Sunday 19 September 2010

These Killing Fields

The killing fields reek of peacetime.

Soon they will be farmland; the glorious dead reborn as crops, or worse: bright flowers. Corpses make such good fertiliser.

I have watched many wars. It is a good battle when the burial pits are not far from the field. It shows a need for efficiency, a need for minimal distractions from combat. The sign of a better battle is when there isn’t even the time for burial; when each side is fighting to regain their corpses as much as their ground.

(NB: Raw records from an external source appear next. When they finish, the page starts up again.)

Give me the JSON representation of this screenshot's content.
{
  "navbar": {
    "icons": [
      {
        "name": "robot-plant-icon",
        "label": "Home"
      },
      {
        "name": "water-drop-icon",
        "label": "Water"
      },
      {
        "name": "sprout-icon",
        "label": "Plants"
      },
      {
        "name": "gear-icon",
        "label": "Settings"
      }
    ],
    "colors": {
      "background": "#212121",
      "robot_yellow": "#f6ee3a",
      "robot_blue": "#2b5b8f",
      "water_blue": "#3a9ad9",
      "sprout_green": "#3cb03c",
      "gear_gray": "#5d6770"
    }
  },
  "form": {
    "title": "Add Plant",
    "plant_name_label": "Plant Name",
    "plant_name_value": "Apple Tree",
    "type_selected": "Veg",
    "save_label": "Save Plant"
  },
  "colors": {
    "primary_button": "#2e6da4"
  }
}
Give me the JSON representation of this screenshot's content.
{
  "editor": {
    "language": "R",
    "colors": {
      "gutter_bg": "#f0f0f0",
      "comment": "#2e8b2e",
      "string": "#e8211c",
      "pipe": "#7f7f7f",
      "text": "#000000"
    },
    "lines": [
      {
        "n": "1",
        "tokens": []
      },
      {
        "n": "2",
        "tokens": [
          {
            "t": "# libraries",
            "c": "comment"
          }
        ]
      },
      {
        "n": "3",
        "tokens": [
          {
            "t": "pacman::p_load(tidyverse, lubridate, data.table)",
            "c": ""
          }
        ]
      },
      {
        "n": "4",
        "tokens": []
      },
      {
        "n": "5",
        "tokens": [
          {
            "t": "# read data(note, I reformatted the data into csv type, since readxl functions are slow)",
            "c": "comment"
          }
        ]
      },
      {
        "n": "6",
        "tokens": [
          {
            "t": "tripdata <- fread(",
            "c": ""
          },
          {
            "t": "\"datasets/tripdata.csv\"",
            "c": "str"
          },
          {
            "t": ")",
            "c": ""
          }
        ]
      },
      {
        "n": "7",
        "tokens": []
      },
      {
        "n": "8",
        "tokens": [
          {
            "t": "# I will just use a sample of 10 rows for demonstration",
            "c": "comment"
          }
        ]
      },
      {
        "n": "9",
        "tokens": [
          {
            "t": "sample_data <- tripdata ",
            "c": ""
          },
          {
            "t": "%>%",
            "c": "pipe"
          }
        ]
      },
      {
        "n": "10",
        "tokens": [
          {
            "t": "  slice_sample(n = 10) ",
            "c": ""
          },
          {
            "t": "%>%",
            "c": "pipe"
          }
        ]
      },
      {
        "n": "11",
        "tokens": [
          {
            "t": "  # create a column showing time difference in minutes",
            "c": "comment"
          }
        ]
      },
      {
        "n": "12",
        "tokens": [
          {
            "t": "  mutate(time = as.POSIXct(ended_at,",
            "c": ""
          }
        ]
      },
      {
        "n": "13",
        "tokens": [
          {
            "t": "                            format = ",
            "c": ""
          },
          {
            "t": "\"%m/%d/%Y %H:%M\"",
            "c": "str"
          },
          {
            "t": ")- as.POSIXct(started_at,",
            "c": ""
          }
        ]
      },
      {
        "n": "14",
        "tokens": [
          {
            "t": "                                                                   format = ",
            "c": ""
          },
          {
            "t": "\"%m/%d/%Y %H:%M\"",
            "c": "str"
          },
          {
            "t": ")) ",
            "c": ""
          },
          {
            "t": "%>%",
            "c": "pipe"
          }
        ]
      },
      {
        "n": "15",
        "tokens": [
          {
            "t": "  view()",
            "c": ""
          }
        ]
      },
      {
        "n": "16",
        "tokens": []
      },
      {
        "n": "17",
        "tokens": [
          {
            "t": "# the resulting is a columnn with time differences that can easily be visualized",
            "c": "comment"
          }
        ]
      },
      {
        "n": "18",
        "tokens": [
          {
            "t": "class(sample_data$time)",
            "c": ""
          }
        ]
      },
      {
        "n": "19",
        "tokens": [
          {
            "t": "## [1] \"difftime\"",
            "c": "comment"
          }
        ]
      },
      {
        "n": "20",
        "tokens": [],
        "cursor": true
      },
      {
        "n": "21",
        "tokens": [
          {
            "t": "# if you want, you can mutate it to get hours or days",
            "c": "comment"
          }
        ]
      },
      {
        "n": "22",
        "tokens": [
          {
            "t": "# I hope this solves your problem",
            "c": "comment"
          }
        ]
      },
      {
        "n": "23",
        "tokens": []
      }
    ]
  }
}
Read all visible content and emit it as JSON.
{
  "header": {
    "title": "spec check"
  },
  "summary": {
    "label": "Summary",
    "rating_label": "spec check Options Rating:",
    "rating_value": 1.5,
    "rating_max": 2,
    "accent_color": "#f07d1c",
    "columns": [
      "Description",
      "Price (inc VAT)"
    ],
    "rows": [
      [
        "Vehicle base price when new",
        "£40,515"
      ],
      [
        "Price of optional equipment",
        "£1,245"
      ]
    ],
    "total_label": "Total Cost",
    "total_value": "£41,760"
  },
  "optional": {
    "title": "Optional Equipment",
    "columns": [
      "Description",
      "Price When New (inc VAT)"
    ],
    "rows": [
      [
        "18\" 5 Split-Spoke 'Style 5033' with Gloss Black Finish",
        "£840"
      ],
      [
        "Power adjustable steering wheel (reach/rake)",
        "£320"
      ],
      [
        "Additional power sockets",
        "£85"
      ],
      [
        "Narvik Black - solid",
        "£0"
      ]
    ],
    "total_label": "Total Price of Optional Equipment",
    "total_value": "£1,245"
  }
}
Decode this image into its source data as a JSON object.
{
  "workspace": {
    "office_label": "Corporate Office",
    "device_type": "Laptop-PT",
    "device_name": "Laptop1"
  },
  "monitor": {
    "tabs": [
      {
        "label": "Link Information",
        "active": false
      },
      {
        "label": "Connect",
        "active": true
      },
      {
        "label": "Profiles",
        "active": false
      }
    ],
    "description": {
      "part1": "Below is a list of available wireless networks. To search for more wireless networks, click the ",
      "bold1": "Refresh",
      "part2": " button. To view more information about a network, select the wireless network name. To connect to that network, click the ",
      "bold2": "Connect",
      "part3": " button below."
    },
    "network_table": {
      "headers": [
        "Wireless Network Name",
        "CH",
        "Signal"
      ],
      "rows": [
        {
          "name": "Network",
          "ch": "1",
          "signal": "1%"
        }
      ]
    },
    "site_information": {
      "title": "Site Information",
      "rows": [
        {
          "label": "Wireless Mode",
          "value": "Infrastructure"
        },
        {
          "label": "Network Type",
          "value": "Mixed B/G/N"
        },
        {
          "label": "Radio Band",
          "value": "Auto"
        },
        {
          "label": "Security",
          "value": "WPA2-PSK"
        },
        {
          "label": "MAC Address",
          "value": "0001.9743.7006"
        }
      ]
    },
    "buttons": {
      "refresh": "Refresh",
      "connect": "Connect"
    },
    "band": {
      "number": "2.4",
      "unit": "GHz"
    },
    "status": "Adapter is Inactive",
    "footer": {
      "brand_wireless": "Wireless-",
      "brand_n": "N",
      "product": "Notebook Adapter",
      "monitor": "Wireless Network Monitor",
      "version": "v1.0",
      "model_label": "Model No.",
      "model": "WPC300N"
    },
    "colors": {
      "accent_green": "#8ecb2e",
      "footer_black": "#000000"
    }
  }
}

But war ends. And the victor claims the land, though it is inevitably soaked more in the blood of his enemies than his own men. Should the greater claim not go to whoever has the most corpses, whoever put the most of their country into that land? That is not how these things work though. That is not how men think.

My brothers and sisters have gone elsewhere now; looking for better pickings. I remain, and the humans call me a curse. I remain, and I have been thinking.

Always we are content to let humans work themselves into war, and we go where they fight, we go where they die. But there are fewer and fewer wars, and in peacetime we flounder; only the strongest survive.

I have seen a hundred wars, a hundred peacetimes. I am the oldest of my kind, and I have a plan.

I have studied humans; so predictable in their pride and their rage and their greed. I will guide them to war, and we will have our feasts.

I take to the air. I shall find the rest of the flock and the great work shall begin. Ravens will be scavengers no more, but harbingers.